On the vendor side, Advanced Micro Devices gained market share in 2009 against rival Intel, according to IDC. While Intel's share dipped 0.7%, AMD's rose 0.8%.
But the more dramatic movement in the quarter was in the overall market, which surged 31.3% over the fourth quarter in 2008.
"Compared to 4Q08, the huge rise in shipments indicates that the market has put the recession behind it," IDC analyst Shane Rau said in a statement. "Both comparisons indicate that the PC industry anticipates improvement in PC end demand in 2010."
For all of 2009, shipments rose 2.5% year over year, but revenue declined 7.1% to $28.6 billion. The drop was likely due in part to the popularity of inexpensive mini-laptops, called netbooks, which primarily use Intel's low-priced Atom processor. Netbooks were the hottest-selling category in the PC market last year.
However, in comparing sales from the third to the fourth quarter, IDC found a modest increase in mainstream and performance processors for laptops and desktops, which caused the overall market average selling price to rise 6.7% quarter over quarter.
The rise in ASP indicated that new products from Intel and AMD, like the Core i5 and Athlon II, respectively, were getting a warm welcome from consumers and computer makers. In addition, IDC found an uptick quarter over quarter in x86 server processors.
"The sequential rise in server processors indicates that server OEMs are starting to see corporations come off the sidelines," Rau said.
By category, shipments of mobile PC processors, including Atom, increased 11.7% quarter over quarter, x86 server processors rose 14.1%, and desktop processors grew 4.8%.
As to the vendors, Intel had an 80.5% share of the overall market in the fourth quarter, while AMD earned 19.4%, and VIA Technologies 0.2%. AMD gained 0.7% in the quarter, while Intel fel 0.6%. For the full year, Intel earned a 79.7% share, a loss of 0.7%; AMD gained 0.8% to 20.1%; and VIA Technologies had a 0.3% share.
While AMD in 2009 gained against Intel in the mobile PC and desktop categories, Intel grabbed a bigger share of the server and workstation segment.
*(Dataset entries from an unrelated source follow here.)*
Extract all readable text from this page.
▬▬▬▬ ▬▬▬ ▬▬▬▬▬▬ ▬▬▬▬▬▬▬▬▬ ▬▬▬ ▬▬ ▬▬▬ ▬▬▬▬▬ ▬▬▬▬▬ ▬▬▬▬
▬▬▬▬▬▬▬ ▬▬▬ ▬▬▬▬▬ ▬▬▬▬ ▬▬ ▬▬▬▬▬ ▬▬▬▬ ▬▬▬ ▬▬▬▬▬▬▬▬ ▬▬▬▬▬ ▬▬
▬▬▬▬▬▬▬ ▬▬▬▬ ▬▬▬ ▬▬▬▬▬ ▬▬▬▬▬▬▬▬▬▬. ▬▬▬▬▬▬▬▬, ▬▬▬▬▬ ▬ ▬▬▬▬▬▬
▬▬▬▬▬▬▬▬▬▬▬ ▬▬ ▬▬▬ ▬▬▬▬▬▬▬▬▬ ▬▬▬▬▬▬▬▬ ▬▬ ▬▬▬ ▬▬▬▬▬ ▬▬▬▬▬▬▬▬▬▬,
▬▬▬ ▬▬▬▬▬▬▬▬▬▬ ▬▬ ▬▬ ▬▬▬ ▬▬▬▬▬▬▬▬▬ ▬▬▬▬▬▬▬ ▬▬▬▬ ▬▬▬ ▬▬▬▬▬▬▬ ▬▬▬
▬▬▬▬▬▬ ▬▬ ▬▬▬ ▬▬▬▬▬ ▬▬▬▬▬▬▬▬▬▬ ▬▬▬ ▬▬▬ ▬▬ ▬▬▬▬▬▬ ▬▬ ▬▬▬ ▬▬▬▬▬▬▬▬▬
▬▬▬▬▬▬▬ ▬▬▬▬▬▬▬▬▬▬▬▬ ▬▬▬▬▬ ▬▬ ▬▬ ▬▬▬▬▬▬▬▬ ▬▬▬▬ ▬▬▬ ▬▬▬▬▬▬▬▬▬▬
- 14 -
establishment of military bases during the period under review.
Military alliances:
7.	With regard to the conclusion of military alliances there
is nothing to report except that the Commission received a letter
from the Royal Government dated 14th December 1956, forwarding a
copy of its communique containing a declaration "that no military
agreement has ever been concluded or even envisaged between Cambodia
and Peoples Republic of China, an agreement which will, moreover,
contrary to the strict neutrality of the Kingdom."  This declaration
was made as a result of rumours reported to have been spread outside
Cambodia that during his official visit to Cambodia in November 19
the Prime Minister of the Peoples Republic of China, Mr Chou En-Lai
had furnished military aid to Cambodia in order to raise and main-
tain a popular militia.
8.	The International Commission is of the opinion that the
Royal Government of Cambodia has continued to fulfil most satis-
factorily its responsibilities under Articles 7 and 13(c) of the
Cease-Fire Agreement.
Intel gained 3.2% for an 89.9% share, while AMD lost an equal amount to end the year with a 10.1% share.
For 2010, IDC forecast a 15.1% increase year over year in PC processor shipments.
"We're looking forward to the end of the second quarter and the second half of the year as corporations qualify new client and server platforms and open up their IT budgets further," Rau said. "Combined with healthy consumer spending, the resumption of corporation spending will lead to a healthy 2010."